Schlagartig wuchs ihre Zuversicht. Mit diesem Burschen würde sie schon fertigwerden.

Sie warf mit dem Sand nach ihm. »Ich gebe Euch eine letzte Chance. Auf die Knie, und erweist mir den nötigen Respekt. Dann gebt mir Euer Pferd, damit ich nach Hause zurückkehren kann, und dort werde ich alles in meiner Macht Stehende tun, um Euer Strafmaß zu mildern.«

Der Bandit starrte sie weiter an. Diese Dreistigkeit! Doch sie begrüßte den Zorn, der in ihr aufstieg. Besser zornig, als verängstigt. Sie würde keinen Gedanken daran verschwenden, was sie tun sollte, falls er ihr nicht gehorchte. Sie räusperte sich. »Und außerdem werdet Ihr mir sagen müssen, in welche Richtung ich muss.«

Der Bandit wagte es, in Gelächter auszubrechen. Rose wurde noch erboster. Sie war Prinzessin Rose Valhart, und in einem Mond würde man sie zur Königin von Eana krönen. Eine Zielscheibe des Spotts war sie ganz gewiss nicht.

Und dennoch lachte der Bandit immer weiter.

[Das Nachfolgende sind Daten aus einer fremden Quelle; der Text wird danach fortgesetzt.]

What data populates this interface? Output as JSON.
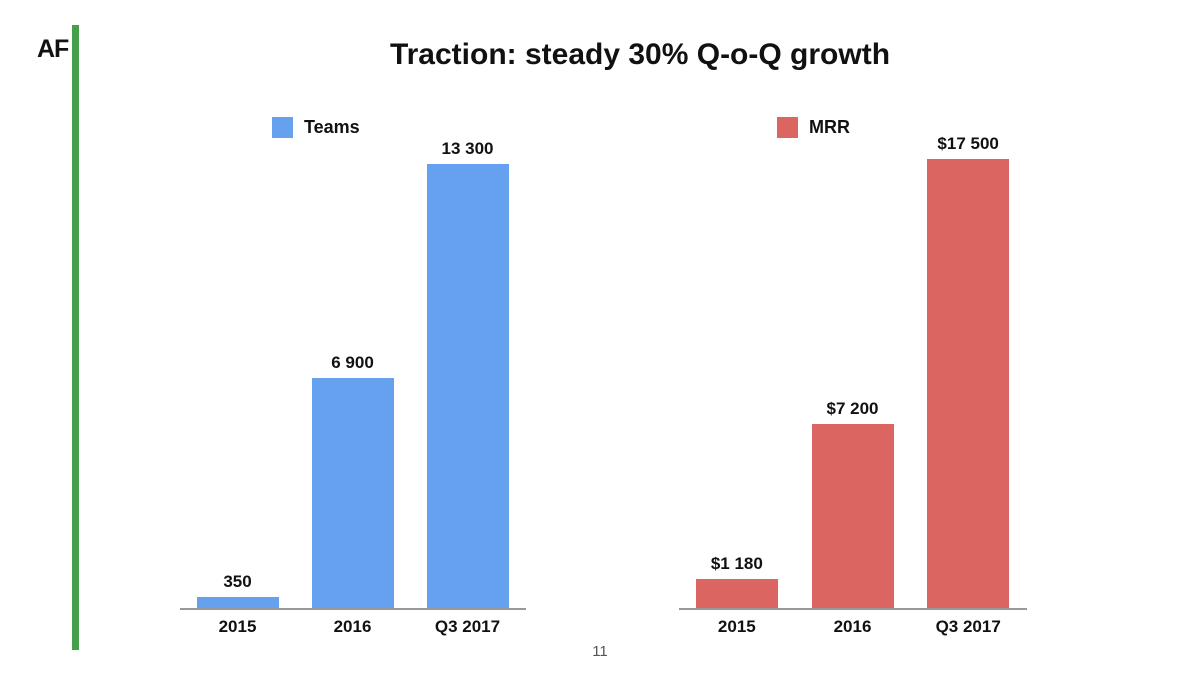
{
  "slide": {
    "logo": "AF",
    "title": "Traction: steady 30% Q-o-Q growth",
    "page_number": "11"
  },
  "colors": {
    "accent_green": "#45a049",
    "teams_blue": "#66a1f0",
    "mrr_red": "#db6661",
    "axis_line": "#999999",
    "text": "#111111",
    "page_number_gray": "#555555"
  },
  "chart_data": [
    {
      "type": "bar",
      "name": "teams",
      "legend": "Teams",
      "legend_position": "top-left",
      "color": "#66a1f0",
      "categories": [
        "2015",
        "2016",
        "Q3 2017"
      ],
      "values": [
        350,
        6900,
        13300
      ],
      "value_labels": [
        "350",
        "6 900",
        "13 300"
      ],
      "ylim": [
        0,
        13300
      ],
      "grid": false,
      "yaxis_visible": false
    },
    {
      "type": "bar",
      "name": "mrr",
      "legend": "MRR",
      "legend_position": "top-left",
      "color": "#db6661",
      "categories": [
        "2015",
        "2016",
        "Q3 2017"
      ],
      "values": [
        1180,
        7200,
        17500
      ],
      "value_labels": [
        "$1 180",
        "$7 200",
        "$17 500"
      ],
      "ylim": [
        0,
        17500
      ],
      "grid": false,
      "yaxis_visible": false
    }
  ]
}
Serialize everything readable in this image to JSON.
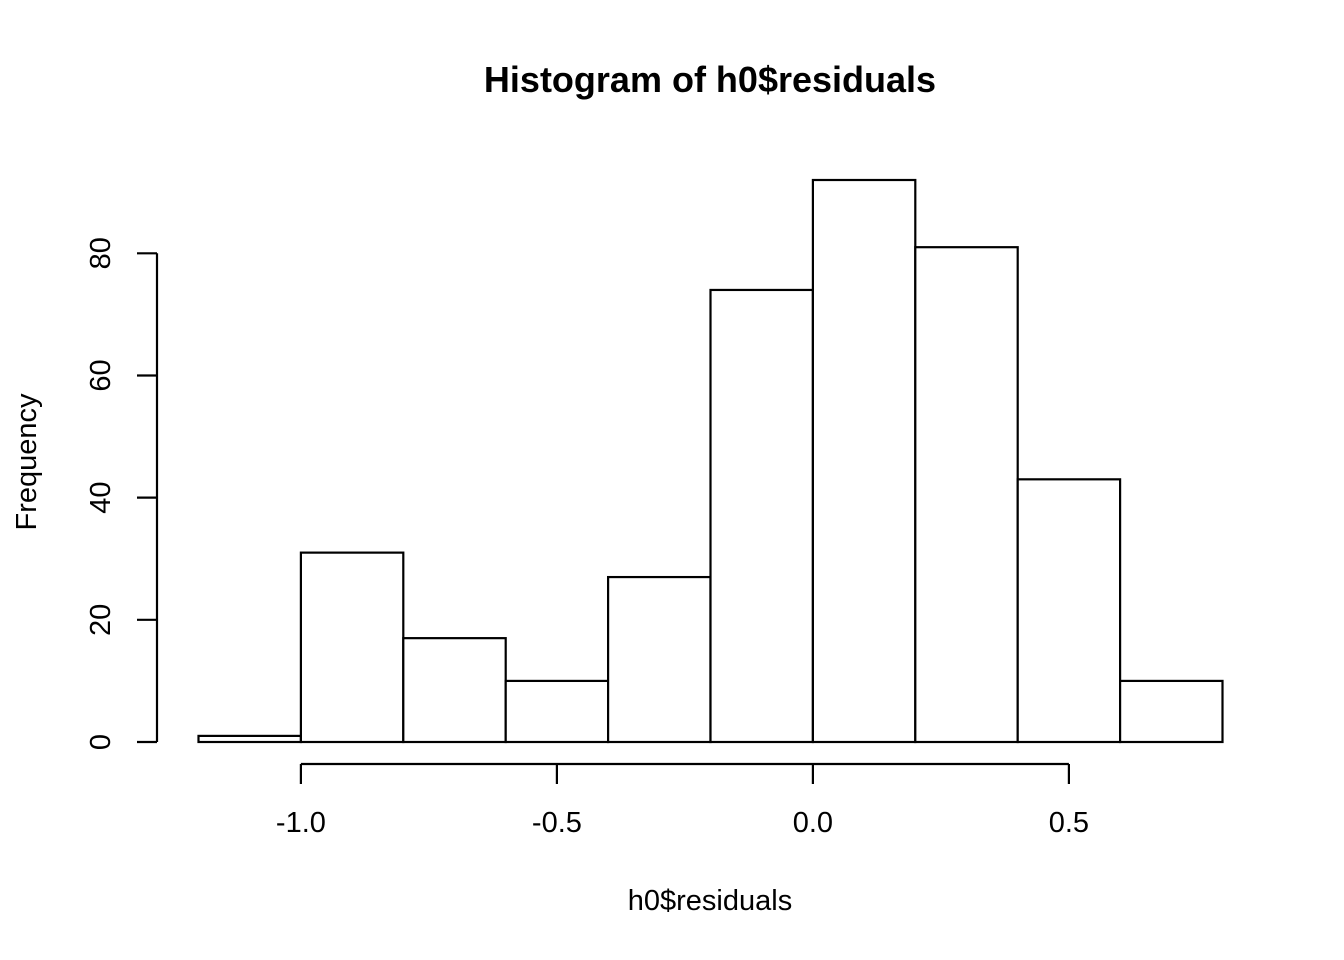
{
  "chart_data": {
    "type": "bar",
    "title": "Histogram of h0$residuals",
    "xlabel": "h0$residuals",
    "ylabel": "Frequency",
    "bins": [
      {
        "x0": -1.2,
        "x1": -1.0,
        "count": 1
      },
      {
        "x0": -1.0,
        "x1": -0.8,
        "count": 31
      },
      {
        "x0": -0.8,
        "x1": -0.6,
        "count": 17
      },
      {
        "x0": -0.6,
        "x1": -0.4,
        "count": 10
      },
      {
        "x0": -0.4,
        "x1": -0.2,
        "count": 27
      },
      {
        "x0": -0.2,
        "x1": 0.0,
        "count": 74
      },
      {
        "x0": 0.0,
        "x1": 0.2,
        "count": 92
      },
      {
        "x0": 0.2,
        "x1": 0.4,
        "count": 81
      },
      {
        "x0": 0.4,
        "x1": 0.6,
        "count": 43
      },
      {
        "x0": 0.6,
        "x1": 0.8,
        "count": 10
      }
    ],
    "xticks": [
      -1.0,
      -0.5,
      0.0,
      0.5
    ],
    "xtick_labels": [
      "-1.0",
      "-0.5",
      "0.0",
      "0.5"
    ],
    "yticks": [
      0,
      20,
      40,
      60,
      80
    ],
    "ytick_labels": [
      "0",
      "20",
      "40",
      "60",
      "80"
    ],
    "xlim": [
      -1.2,
      0.8
    ],
    "ylim": [
      0,
      92
    ],
    "grid": false,
    "colors": {
      "bar_fill": "#ffffff",
      "bar_stroke": "#000000"
    }
  }
}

Sie funkelte ihn zornig an. »Ihr müsst von einem Todeswunsch beseelt sein.«

»Prinzessin«, sagte er nachsichtig. »Wenn Ihr Euch dann besser fühlt, kann ich mich gern hinknien. Aber mein Pferd bekommt Ihr nicht. Sturm ist wie ich: ein wildes Wüstenkind.« Bei seinem Grinsen wurde ein Grübchen in seiner rechten Wange sichtbar. »Ihr wärt rettungslos überfordert.«

Eine Röte, die nichts mit der Hitze der Wüste zu tun hatte, stieg in Roses Wangen. »Wie könnt Ihr es wagen! Ich bin eine ausgezeichnete Reiterin, Ihr werdet schon sehen!«

»Nun, das Absteigen habt Ihr schon mal bestens hinbekommen.«

Rose spielte mit dem Gedanken, ihn noch einmal mit Sand zu bewerfen, überlegte es sich dann aber doch anders. Es schien nicht viel zu bewirken, was schade war, denn andere Waffen standen ihr unglücklicherweise nicht zur Verfügung. »Ich schwöre beim Großen Protektor, dass Eure Bestrafung mit jeder Minute, die Ihr verstreichen lasst, schlimmer wird.« Sie warf ihr Haar zurück und sprach lauter, um das Beben in ihrer Stimme zu kaschieren. »Und ich verlange zu erfahren, wer Ihr seid.«

Der Bandit strich sich übers Kinn, und Rose sah ihm an, dass er nur so tat, als ließe er sich ihren Befehl durch den Kopf gehen. »Euch zum Palast zurückzubringen, würde mein Vorhaben, Euch von dort fortzuschaffen, völlig zunichtemachen. Deshalb biete ich Euch einen Kompromiss an: meinen Namen.« Er verbeugte sich mit Schwung und so tief, dass seine Stirn beinahe den Sand berührte. »Ich heiße Shen Lo.«

Rose blickte auf ihn hinunter. »Warum habt Ihr mich entführt, Shen Lo? Seid Ihr auf Gold aus? Ich kann Euch Gold geben.« Sie wusste, dass sie mehr wert war als jeder andere Mensch im Land, viel mehr – schließlich war sie Eanas Zukunft. Deshalb wurde sie so scharf beschützt und stand stets unter den wachsamen Blicken ihrer Garde. Allerdings offenkundig nicht wachsam genug, überlegte sie säuerlich. Jetzt befand sie sich völlig auf sich gestellt in der Wüste und wurde lediglich vom Protektor geschützt.

Wenn sie sich ihre Freiheit erkaufen musste, dann würde sie es an Ort und Stelle tun, bevor sie noch weiter in die glühenden Weiten der Wüste Ganyeve vordrangen.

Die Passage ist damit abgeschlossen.